TARGETTEMPO.COM SUMENEP Upaya memperkuat komunikasi dengan masyarakat terus dilakukan Kapolresta Sumenep Kombes Pol. Ariek Indra Sentanu, S.H., S.I.K., M.H. Salah satunya melalui kegiatan Sambung Roso bersama Forkopimcam, tokoh agama, tokoh masyarakat, tokoh pendidikan, serta 14 kepala desa se-Kecamatan Saronggi.
Kegiatan yang digelar di Taman Dreamland, Jalan Raya Sumenep–Pamekasan, Dusun Bun Malang, Desa Saronggi, Jumat (11/9/2026) malam, menjadi ruang dialog untuk menyerap berbagai aspirasi sekaligus membahas perkembangan situasi keamanan dan ketertiban masyarakat (kamtibmas) di wilayah Saronggi.
Sekitar 50 peserta hadir dalam kegiatan yang berlangsung mulai pukul 19.30 hingga 22.00 WIB tersebut. Selain unsur Forkopimcam dan para kepala desa, kegiatan juga diikuti jajaran PJU Polresta Sumenep, Polsek Saronggi, Koramil 0827/06 Saronggi, BLUD Puskesmas Saronggi, KUA Saronggi, penyuluh pertanian, kelompok kerja kepala sekolah, pengawas SD, kepala sekolah SMP, serta sejumlah elemen masyarakat.
Dalam dialog tersebut, Kapolresta Sumenep menegaskan bahwa menjaga kondusivitas wilayah membutuhkan keterlibatan seluruh unsur, bukan hanya mengandalkan peran kepolisian.
Menurutnya, komunikasi langsung dengan masyarakat penting untuk mengetahui persoalan yang berkembang sekaligus mencegah potensi gangguan kamtibmas sejak dini.
“Melalui Sambung Roso ini, kami ingin membangun komunikasi yang lebih dekat dengan masyarakat. Silakan sampaikan informasi, keluhan maupun masukan. Dengan komunikasi yang baik, berbagai persoalan dapat kita cegah dan selesaikan bersama,” ujar Kombes Pol. Ariek Indra Sentanu.

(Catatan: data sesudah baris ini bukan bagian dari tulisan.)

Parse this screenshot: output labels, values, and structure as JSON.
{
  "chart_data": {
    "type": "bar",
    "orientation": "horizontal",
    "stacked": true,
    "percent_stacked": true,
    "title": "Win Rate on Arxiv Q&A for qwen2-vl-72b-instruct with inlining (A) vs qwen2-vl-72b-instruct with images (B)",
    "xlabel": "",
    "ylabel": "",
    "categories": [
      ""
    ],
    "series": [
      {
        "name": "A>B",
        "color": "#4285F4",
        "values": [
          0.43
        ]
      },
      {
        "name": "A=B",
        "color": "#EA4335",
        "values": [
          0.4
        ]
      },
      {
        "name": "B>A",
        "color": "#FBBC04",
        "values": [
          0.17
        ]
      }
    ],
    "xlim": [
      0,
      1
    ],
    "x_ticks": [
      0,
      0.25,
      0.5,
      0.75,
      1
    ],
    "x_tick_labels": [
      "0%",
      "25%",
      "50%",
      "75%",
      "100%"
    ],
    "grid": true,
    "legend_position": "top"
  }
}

Ia juga mengajak pemerintah desa, tokoh agama, tokoh masyarakat, tokoh pendidikan, TNI, serta seluruh warga untuk menjaga kerukunan dan meningkatkan kepedulian terhadap lingkungan masing-masing.

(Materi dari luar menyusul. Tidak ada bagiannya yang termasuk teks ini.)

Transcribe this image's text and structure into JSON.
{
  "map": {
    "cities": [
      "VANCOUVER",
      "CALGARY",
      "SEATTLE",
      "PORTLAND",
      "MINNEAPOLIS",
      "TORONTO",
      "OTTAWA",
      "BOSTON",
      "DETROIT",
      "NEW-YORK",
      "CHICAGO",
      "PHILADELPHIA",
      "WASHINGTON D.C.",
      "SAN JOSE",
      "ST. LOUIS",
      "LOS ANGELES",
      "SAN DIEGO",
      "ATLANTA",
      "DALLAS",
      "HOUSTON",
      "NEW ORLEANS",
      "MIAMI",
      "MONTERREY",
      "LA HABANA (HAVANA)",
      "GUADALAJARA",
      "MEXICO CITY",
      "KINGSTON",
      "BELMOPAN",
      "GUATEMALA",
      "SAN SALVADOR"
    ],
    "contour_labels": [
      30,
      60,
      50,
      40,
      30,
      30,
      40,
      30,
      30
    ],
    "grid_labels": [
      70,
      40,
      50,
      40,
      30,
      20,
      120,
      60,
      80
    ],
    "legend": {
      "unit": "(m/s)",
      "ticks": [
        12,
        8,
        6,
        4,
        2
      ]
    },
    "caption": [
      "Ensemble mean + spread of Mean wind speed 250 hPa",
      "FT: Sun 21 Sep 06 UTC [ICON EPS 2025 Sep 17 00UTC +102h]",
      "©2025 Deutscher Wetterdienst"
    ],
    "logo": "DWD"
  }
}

Kapolresta menilai sinergi lintas sektor merupakan modal penting dalam menciptakan situasi wilayah yang aman, nyaman, dan kondusif.
“Polri tidak bisa bekerja sendiri. Sinergi dan kebersamaan dengan pemerintah daerah, TNI, tokoh agama, tokoh masyarakat, tokoh pendidikan dan seluruh masyarakat sangat penting dalam menjaga situasi kamtibmas,” tambahnya.

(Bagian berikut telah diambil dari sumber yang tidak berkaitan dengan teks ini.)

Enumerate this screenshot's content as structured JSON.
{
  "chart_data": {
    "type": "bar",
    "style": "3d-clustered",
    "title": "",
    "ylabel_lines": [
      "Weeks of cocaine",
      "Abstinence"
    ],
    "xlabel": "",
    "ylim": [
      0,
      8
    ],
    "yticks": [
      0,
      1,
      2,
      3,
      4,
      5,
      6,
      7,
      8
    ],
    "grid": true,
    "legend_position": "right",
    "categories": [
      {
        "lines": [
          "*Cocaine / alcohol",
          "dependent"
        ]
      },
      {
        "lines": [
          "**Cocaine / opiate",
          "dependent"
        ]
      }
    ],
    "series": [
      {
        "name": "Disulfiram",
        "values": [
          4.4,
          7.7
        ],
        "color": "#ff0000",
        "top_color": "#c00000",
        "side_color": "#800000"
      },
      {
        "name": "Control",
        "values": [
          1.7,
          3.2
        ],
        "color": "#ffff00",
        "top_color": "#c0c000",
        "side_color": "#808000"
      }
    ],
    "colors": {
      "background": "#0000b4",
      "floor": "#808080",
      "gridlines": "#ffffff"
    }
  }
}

Kegiatan Sambung Roso diharapkan tidak berhenti sebagai forum pertemuan, tetapi menjadi sarana komunikasi berkelanjutan antara kepolisian dan masyarakat. Dengan keterbukaan informasi, berbagai persoalan sosial maupun potensi gangguan keamanan diharapkan dapat segera diketahui dan ditindaklanjuti secara bersama-sama.
Kapolresta Sumenep pun mengajak seluruh elemen masyarakat Saronggi untuk terus mempertahankan suasana guyub serta memperkuat kepedulian terhadap lingkungan.
“Dengan komunikasi, kepedulian dan kebersamaan, mari kita wujudkan Saronggi yang aman, nyaman dan guyub,” pungkasnya.
Seluruh rangkaian kegiatan berlangsung dalam keadaan aman, tertib, lancar, dan kondusif.